New modeling strategy could improve translation of lab data to living patients
A team of researchers has used a supercomputational modeling approach to analyze and compare the toxic effects of fifteen different drugs on the liver, according to a study in PLOS Computational Biology.
Drugs prescribed for various medical conditions can cause harmful liver side effects. Lab experiments with liver cells can help reveal the underlying molecular mechanisms by which these drugs cause liver damage, which could inform better prevention and treatment efforts. However, lab experiments alone cannot reliably predict actual effects in living patients.
To improve translation of lab data to patients, Christoph Thiel of RWTH Aachen University, Germany, and colleagues recently developed a new strategy that uses supercomputational modeling to simulate how liver cells in the body respond to different doses of different drugs. The approach integrates experimental observations with knowledge of how drugs are distributed and metabolized after they enter the body.
The researchers had previously demonstrated their approach in a proof-of-concept study. In the new study, the approach was applied to simulate and compare the potentially toxic liver effects of fifteen different drugs at clinically relevant doses.

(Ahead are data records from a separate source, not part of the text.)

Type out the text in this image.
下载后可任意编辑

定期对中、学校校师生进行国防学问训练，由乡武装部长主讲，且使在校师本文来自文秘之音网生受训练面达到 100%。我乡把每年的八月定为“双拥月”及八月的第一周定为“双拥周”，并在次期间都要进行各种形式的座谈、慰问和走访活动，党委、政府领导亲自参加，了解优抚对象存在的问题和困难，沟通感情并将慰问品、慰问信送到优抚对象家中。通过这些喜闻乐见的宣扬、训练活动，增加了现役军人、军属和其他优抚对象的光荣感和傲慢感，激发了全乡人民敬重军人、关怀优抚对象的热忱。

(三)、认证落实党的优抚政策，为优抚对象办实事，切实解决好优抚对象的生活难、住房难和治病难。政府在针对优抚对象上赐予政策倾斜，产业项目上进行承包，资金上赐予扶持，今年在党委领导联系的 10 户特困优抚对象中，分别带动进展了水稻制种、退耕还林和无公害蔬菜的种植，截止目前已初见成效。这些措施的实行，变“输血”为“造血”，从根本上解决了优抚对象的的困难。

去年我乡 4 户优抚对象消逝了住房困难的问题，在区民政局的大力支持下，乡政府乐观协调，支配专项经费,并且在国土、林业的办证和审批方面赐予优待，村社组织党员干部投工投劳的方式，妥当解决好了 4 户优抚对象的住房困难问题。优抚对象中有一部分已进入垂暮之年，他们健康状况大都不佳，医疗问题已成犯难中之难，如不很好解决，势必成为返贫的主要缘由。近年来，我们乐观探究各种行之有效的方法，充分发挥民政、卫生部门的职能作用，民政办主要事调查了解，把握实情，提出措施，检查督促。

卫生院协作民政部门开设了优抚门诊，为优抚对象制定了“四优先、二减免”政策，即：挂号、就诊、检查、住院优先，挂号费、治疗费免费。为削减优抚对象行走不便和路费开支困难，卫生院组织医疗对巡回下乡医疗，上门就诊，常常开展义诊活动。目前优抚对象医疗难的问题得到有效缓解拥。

The scientists developed whole-body models to simulate the fate of each drug after ingestion and validated the models using experimental data from scientific literature. These models were then coupled with lab data to predict each drug's effects on the liver at patient level. The researchers found that the drugs fell into different groups that caused similar responses, including which genes would be transcribed in response to toxic doses.
While further validation is required, the method has the potential to lead to faster diagnosis of toxic liver side effects in patients. It could help reveal which gene transcripts could serve as early signs of toxicity and which drug combinations might be particularly dangerous, for both new and existing drugs.
"Consistently applied to the design of clinical development programs, the approach presented has the potential to early identify medical and economic risks of new drugs," says study co-author Lars Kuepfer.